O Brasil não pode pretender ser uma praça financeira e disso viver, como Luxemburgo, Cayman ou Panamá. O Brasil é uma potência agrícola, mineral e deveria ser uma potência industrial.

Enfiando a cabeça na areia, um Banco Central das avestruzes

por André Motta Araújo

O Banco Central avisa que pretende reformar toda a legislação cambial do País que, segundo diz, é a mesma de 1920. É uma lenda para a mídia econômica repercutir, MAS é completamente falso. O que existe é uma legislação cambial que COMEÇA em 1920, mas que vem sendo revista continuamente para se adaptar às mudanças de realidade econômica do País, NÃO é uma legislação velha, como pretende fazer crer quem espalhou essa bobagem.
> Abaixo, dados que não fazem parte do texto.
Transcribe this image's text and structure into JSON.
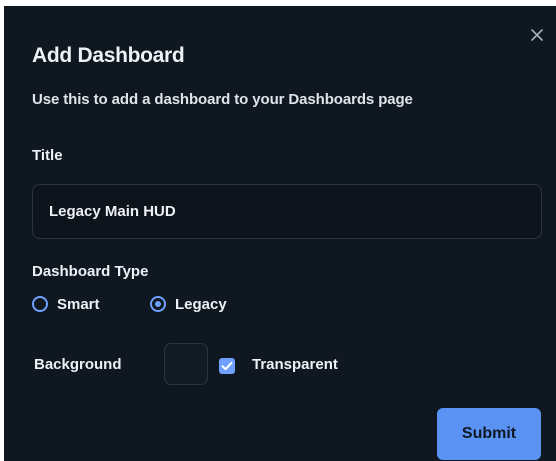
{
  "dialog": {
    "title": "Add Dashboard",
    "subtitle": "Use this to add a dashboard to your Dashboards page",
    "close_icon": "close-icon"
  },
  "form": {
    "title_label": "Title",
    "title_value": "Legacy Main HUD",
    "type_label": "Dashboard Type",
    "type_options": [
      {
        "label": "Smart",
        "selected": false
      },
      {
        "label": "Legacy",
        "selected": true
      }
    ],
    "background_label": "Background",
    "background_color": "#121b24",
    "transparent_label": "Transparent",
    "transparent_checked": true
  },
  "actions": {
    "submit_label": "Submit"
  },
  "colors": {
    "modal_bg": "#0f1720",
    "accent": "#5b93f5"
  }
}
A direção dessa pretendida reforma é ABSURDA. Pretende ir no caminho de conferir conversibilidade ao REAL, mas com que objetivo sobre o crescimento do País? A PRIORIDADE é crescimento e emprego e a conversibilidade do Real EM NADA leva a esse objetivo, não queremos ser um paraíso fiscal, porta giratória de especuladores, lugar de entra e sai de moeda. Qual é a lógica de conversibilidade para um País com 45 milhões de pessoas sem trabalho?

O Brasil não pode pretender ser uma praça financeira e disso viver, como Luxemburgo, Cayman ou Panamá. O Brasil é uma potência agrícola, mineral e deveria ser uma potência industrial. É, na essência, um país produtor de riquezas e não um país de cambistas, corretores e especuladores como parece querer fazer o Banco Central e sua turma de “operadores de bolsa”, que hoje dirigem o Banco com a visão estreita de seu mundinho fechado para dentro e para fora.

Pode ser bom para rentistas e para Wall Street, mas o que agrega à vida miserável dos pobres sem perspectivas? A política cambial dos grandes emergentes como China, Rússia e Índia é inteiramente voltada para o DESENVOLVIMENTO, operam a moeda dentro de um projeto maior de crescimento econômico, o câmbio como instrumento da política econômica e não como moeda reserva para estrangeiros, plano de país que precisa aumentar a renda per capita e incorporar imensas massas de pobres é um PROJETO  DE DESENVOLVIMENTO e não uma jogada financeira para atender cambistas.

País emergente tem outras metas vitais. País emergente não tem como meta ser uma Suíça,  país antigo, pequeno, de pouca população, onde há pouca coisa para se construir, com uma população de alta renda per capita, é um outro cenário econômico, em cuja lógica cabe a conversibilidade, algo que não faz nenhum sentido em País que precisa  urgentemente crescer de forma acelerada. E a conversibilidade será, segundo qualquer análise de lógica econômica, um OBSTÁCULO, porque deixa o Pais indefeso perante a especulação financeira global , levando ao risco de dolarização de sua economia.

A conversibilidade do Real TRAVA a capacidade de manejo da dívida pública em Reais. A qualquer sinal de risco o capital aplicado na dívida pública pode sair voando do País, liquidando em minutos as reservas internacionais e estourando a economia monetária e produtiva. Para que dar essa vantagem?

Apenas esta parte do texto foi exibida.